After an initial delay due to mass shootings in the US, Universal Pictures and Blumhouse Productions, The Hunt finally makes its way to cinemas. Directed by Craig Zobel, with a screenplay by Nick Curse and Damon Lindelof, The Hunt is the latest adaption of Richard Connell’s short story “The Most Dangerous Game.”
The Hunt opens up with a catalog of wealthy friends in a group chat. Naturally, the texters are talking about the state of the nation and our Presidential administration. All of the texters mention their excitement about hunting the deplorable. However, the leader of the group heeds warning about talking about the event over a public channel.
Moments later on a private plane, the film reveals the faces of some of those texters. We also see some drugged passengers on the aircraft in shackles. We then see a nameless collection of twelve strangers in an open field, including Emma Roberts, Justin Hartley, Ike Barinholtz, and Ethan Suplee. All of the strangers have gags in their mouths, but one woman, Crystal (Betty Gilpin), manages to escape. Following a gory yet humorous sequence of violent kills, the layers of the plot slowly unravel. One of the layers involves our heroine Crystal, as she plans to take down the hunters and survive the ordeal.
In hindsight, Nick Curse and Damon Lindelof script for The Hunt may come across to some audiences as another version of the classic hunting humans for sport template. It’s a plot we’ve seen done with Jean Claude Van Damme in Hard Target, Ice-T in Surviving the Game, and even John Leguizamo in The Pest. The surprise and strength of Nick Curse and Damon Lindelof’s script is where the writing duo takes the film.
Craig Zober’s direction keeps the film moving along at its brief ninety minutes.
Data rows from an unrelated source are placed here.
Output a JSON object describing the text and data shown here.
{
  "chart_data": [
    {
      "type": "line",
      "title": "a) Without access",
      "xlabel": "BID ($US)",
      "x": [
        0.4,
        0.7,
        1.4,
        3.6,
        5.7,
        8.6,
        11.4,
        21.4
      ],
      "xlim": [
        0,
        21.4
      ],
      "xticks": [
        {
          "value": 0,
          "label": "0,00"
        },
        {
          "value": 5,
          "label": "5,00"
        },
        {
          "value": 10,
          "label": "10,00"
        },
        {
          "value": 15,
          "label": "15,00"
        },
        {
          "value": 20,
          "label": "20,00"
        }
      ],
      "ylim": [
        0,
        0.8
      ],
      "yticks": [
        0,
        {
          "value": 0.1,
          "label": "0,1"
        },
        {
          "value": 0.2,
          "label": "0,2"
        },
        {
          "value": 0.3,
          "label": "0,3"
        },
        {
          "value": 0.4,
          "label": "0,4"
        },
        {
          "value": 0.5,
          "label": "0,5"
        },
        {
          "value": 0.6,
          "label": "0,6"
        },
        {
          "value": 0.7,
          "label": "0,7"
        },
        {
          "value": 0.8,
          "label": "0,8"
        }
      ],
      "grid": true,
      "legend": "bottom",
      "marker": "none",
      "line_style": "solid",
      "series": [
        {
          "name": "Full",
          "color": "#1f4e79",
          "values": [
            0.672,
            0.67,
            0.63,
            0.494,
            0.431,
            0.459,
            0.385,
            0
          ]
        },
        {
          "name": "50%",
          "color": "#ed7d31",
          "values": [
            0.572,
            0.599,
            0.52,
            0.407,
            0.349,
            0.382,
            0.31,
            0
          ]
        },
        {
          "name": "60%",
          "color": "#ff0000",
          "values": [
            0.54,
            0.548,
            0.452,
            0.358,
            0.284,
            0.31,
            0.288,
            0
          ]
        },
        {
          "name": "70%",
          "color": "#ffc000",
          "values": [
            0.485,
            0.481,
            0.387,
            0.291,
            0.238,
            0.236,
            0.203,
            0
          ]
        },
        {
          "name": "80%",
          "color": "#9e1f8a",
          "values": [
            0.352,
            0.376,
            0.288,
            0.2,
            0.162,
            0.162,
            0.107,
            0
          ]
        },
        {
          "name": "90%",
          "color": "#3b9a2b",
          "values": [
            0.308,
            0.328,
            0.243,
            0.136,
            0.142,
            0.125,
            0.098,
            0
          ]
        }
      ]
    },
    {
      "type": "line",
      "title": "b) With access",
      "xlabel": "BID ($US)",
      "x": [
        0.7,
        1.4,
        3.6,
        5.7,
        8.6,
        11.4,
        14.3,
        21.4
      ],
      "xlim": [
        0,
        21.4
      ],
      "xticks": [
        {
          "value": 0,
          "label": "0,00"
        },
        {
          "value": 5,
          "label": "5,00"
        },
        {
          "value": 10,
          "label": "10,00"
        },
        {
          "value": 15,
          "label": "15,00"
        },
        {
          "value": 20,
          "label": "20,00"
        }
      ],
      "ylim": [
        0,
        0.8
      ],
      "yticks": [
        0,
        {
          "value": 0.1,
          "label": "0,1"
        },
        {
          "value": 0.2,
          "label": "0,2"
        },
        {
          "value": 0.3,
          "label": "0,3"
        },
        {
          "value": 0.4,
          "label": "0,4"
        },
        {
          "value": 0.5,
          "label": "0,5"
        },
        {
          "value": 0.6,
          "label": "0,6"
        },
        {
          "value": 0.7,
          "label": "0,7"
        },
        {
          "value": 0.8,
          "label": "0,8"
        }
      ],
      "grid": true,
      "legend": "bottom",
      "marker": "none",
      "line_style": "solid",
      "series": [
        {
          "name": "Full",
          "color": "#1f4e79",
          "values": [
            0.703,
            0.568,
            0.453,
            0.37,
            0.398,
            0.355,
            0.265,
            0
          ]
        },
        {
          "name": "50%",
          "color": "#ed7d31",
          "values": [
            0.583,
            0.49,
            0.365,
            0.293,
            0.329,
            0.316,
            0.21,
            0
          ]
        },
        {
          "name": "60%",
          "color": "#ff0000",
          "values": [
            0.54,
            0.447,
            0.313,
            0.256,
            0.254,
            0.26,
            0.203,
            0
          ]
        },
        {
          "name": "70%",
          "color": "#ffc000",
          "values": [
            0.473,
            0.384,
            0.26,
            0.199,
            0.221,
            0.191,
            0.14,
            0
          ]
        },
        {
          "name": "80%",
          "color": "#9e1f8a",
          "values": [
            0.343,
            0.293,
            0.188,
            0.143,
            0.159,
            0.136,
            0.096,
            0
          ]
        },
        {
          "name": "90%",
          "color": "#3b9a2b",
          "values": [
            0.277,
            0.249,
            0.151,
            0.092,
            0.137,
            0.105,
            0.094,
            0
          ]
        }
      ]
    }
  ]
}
Finding myself in full engagement with the film’s narrative, I never found myself checking my watch, and during the film’s action sequences, I either had a smile on my face or found myself clapping with excitement.
I can assure you that the film doesn’t just try and paint Trump supporters as vile snobs who prey on the weak. The film calls out how overly sensitive society has become, while also taking jabs at conspiracy theorists and on-line trolls who aren’t so brave when it’s a life or death situation. Everything from climate change, to crisis actors and how to adequately address a different ethnicity has a mention in the film. While watching the movie, there are numerous laugh out loud moments, as you realize the film is a social commentary on the extreme viewpoints on modern-day Democrats and Republicans, no matter what age.
Betty Gilpin has a star-making turn as our protagonist, Crystal. I’m only familiar with the actress’s dramatic and comedic work, so it was a huge surprise to see her in an action role. Granted she delivers plenty of one-liners, but she can handle a weapon with ease and shine in terms of hand to hand combat. Hopefully casting directors for either Marvel or DC take note, because I would love to see this actress in a superhero film.
Credit must also go to Hilary Swank as our antagonist Athena, who is financing The Hunt. Swank is having a ball portraying our villain, and the filmmakers make a wise choice not to show her face until the film climax of a fight to the death with Crystal. Similar to Betty Gilpin, Swank’s acting focus of recent were either comedic or dramatic roles. It was great to see Swank display the athleticism she used in her first starring The Next Karate Kid as well as her Oscar-winning role in Million Dollar Baby.
Serving as the third theatrical for Blumhouse Productions in the last month, The Hunt is one of the first satirical surprises of the year. With eye-candy action sequences, humorous one-liners, and excellent lead performance from Betty Gilpin, I highly recommend the film.